Jeremey Deller, Une nouvelle aube, 2021 de l’ensemble Warming Graphic Content courtesy de l’artiste The Modern Institute/ Toby Webster, Glasgow & Art: Concept Paris

En écho à l’exposition « Forever Sixties » de la Pinault Collection, trois centres d’art à Rennes s’associent pour proposer une carte blanche à l’artiste britannique Jeremy Deller, lauréat du Turner Prize. Animé d’une passion pour la culture vernaculaire britannique, il poursuit une investigation sur le rapport art et espace public sous la forme de performances collectives, parades, reconstitutions d’évènements historiques fédérant tous types de participants, dans un grand melting-pot entre archive, mémoire, contre-culture, musique. Représentant son pays à la Biennale de Venise en 2013, il propose « English Magic », ode au Royaume Uni et ses habitants constituée d’une fresque et d’un film qui ouvre l’exposition du Frac Bretagne.

courtesy de l’artiste The Modern Institute/ Toby Webster, Glasgow & Art: Concept Paris photo Rennes Ville et Métropole

Sur la musique spectrale de Vaughan William, des images de rapaces au ralenti foncent sur des Range Rover à la casse, moyen de transport privilégie de l’espèce des Gros Conards, selon les termes de l’artiste dans le catalogue, rappelant la présence du Prince Harry lors d’une séance d’abatage de Busards Saint Martins, une espèce protégée, sur la réserve de chasse de Sandringham. Un micro évènement, passé relativement inaperçu pour le grand public, qu’il remet au premier plan par la magie de l’humour. De même avec Stonehenge, devenu emblème national qu’il a le sacrilège (titre de l’œuvre) de transformer en maquette gonflable géante à l’occasion des Jeux Olympiques de Londres en 2012.

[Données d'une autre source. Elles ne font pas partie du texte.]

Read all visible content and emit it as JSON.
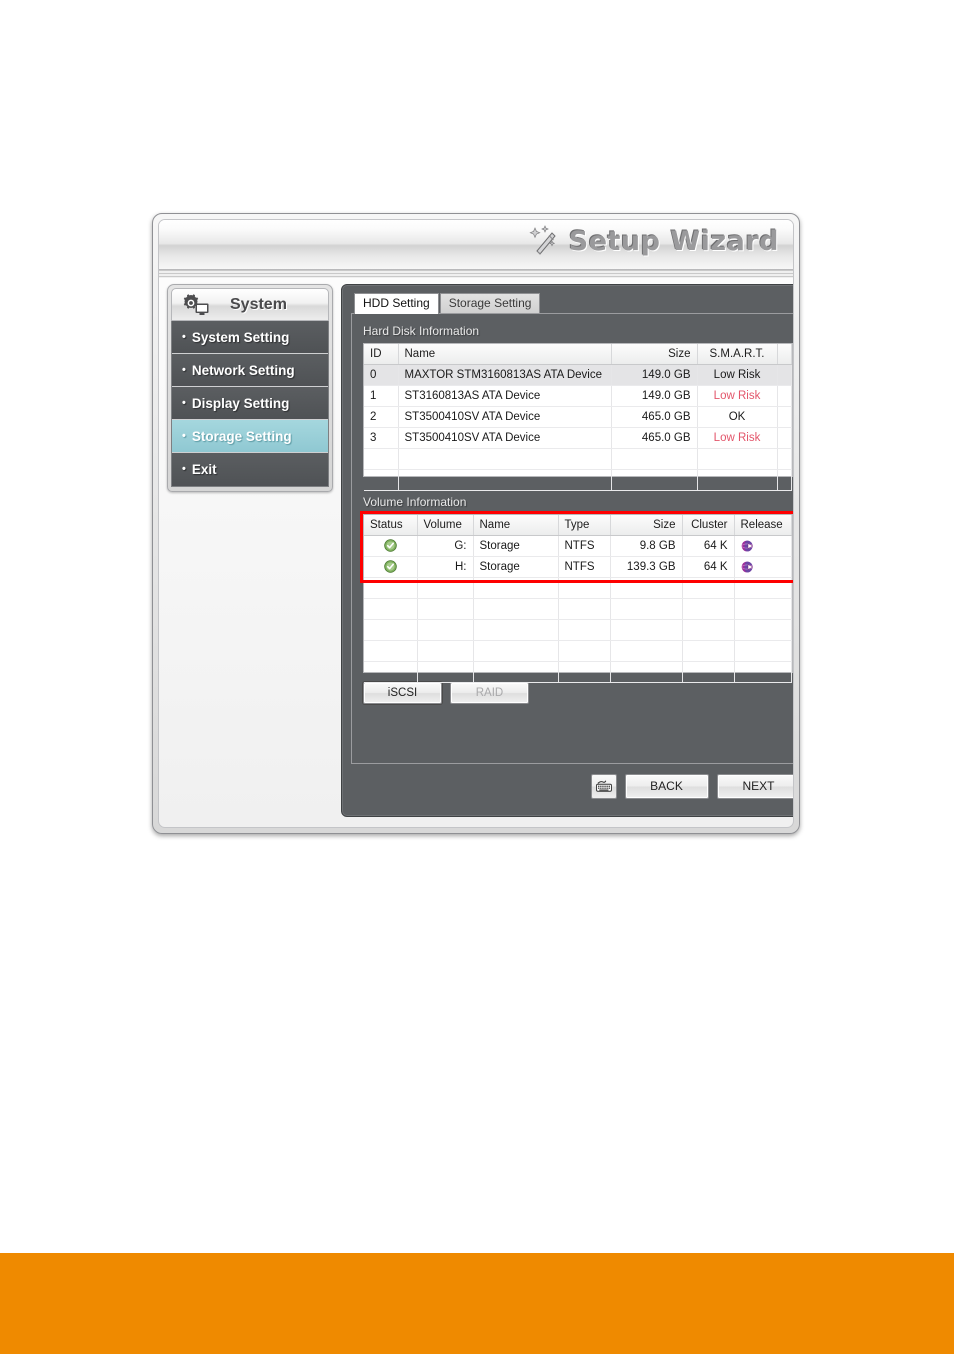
{
  "window": {
    "title": "Setup Wizard",
    "wand_icon": "magic-wand-icon"
  },
  "sidebar": {
    "header": {
      "label": "System",
      "icon": "gear-monitor-icon"
    },
    "items": [
      {
        "label": "System Setting",
        "active": false
      },
      {
        "label": "Network Setting",
        "active": false
      },
      {
        "label": "Display Setting",
        "active": false
      },
      {
        "label": "Storage Setting",
        "active": true
      },
      {
        "label": "Exit",
        "active": false
      }
    ],
    "bullet": "•"
  },
  "main": {
    "tabs": [
      {
        "label": "HDD Setting",
        "active": true
      },
      {
        "label": "Storage Setting",
        "active": false
      }
    ],
    "hdd_section": {
      "label": "Hard Disk Information",
      "columns": [
        "ID",
        "Name",
        "Size",
        "S.M.A.R.T."
      ],
      "rows": [
        {
          "id": "0",
          "name": "MAXTOR STM3160813AS ATA Device",
          "size": "149.0 GB",
          "smart": "Low Risk",
          "smart_red": false,
          "selected": true
        },
        {
          "id": "1",
          "name": "ST3160813AS ATA Device",
          "size": "149.0 GB",
          "smart": "Low Risk",
          "smart_red": true,
          "selected": false
        },
        {
          "id": "2",
          "name": "ST3500410SV ATA Device",
          "size": "465.0 GB",
          "smart": "OK",
          "smart_red": false,
          "selected": false
        },
        {
          "id": "3",
          "name": "ST3500410SV ATA Device",
          "size": "465.0 GB",
          "smart": "Low Risk",
          "smart_red": true,
          "selected": false
        }
      ],
      "empty_rows": 2
    },
    "volume_section": {
      "label": "Volume Information",
      "columns": [
        "Status",
        "Volume",
        "Name",
        "Type",
        "Size",
        "Cluster",
        "Release"
      ],
      "rows": [
        {
          "status_icon": "green-check-icon",
          "volume": "G:",
          "name": "Storage",
          "type": "NTFS",
          "size": "9.8 GB",
          "cluster": "64 K",
          "release_icon": "globe-release-icon"
        },
        {
          "status_icon": "green-check-icon",
          "volume": "H:",
          "name": "Storage",
          "type": "NTFS",
          "size": "139.3 GB",
          "cluster": "64 K",
          "release_icon": "globe-release-icon"
        }
      ],
      "empty_rows": 5,
      "highlight_color": "#fe0000"
    },
    "action_buttons": [
      {
        "label": "iSCSI",
        "disabled": false,
        "focused": true
      },
      {
        "label": "RAID",
        "disabled": true,
        "focused": false
      }
    ]
  },
  "footer": {
    "keyboard_button": {
      "icon": "keyboard-icon"
    },
    "back_label": "BACK",
    "next_label": "NEXT"
  },
  "colors": {
    "accent_active": "#8fc8d2",
    "panel_dark": "#5c5f62",
    "highlight_red": "#fe0000",
    "risk_red": "#e3566b",
    "orange_band": "#ef8a00",
    "status_green": "#5c9c3f",
    "release_purple": "#a0329b"
  }
}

Jeremy Deller, Sacrilege, 2012 installation view Greenwichn London UK courtesy de l’artiste The Modern Institute/ Toby Webster, Glasgow & Art: Concept Paris

Le parcours dans les espaces du Frac se construit autour du projet au long cours et installation « Folk Archive » que le public parisien avait découvert au Palais de Tokyo en 2008. En réponse à la tentative de Tony Blair élu en 1997 de donner une image cool et branchée du pays, Jeremy Deller et Alan Kane se mettent à collecter différents objets issus de brocantes ou bric à brac, mêlés à des photos de presse, documents, célébrations telles que le Championnat mondial de la grimace à Egremont, la Foire du Crabe, Les grimpeurs du Mât de Cocagne, répliques miniatures des maisons du feuilleton Coronation Street, le tout interrogeant la frontière entre art populaire et art contemporain à partir du moment où de telles pratiques rentrent dans des galeries ou musées (Barbican). Quant aux bannières, dont l’une créée tout spécialement pour le Frac, elles sont un hommage au spécialiste du genre, Ed Hall qui les conçoit pour des syndicalistes. Jeremy Deller y voit la résurgence de l’artiste William Morris en qui il a une grande admiration. Des travaux exécutés par des prisonniers font également partie de cette archive en cours. Dans le film « Our Hobby is Depeche Mode », commandé par le label du groupe à l’occasion d’un anniversaire il est question des rituels et de la nostalgie partagée par les fans. Avec « Everybody is in the place » il est question aussi de Pop culture autour de l’avènement de l’Acid House et les raves parties qui avaient lieu sur les ruines du passé industriel de la Grande Bretagne comme le souligne l’artiste.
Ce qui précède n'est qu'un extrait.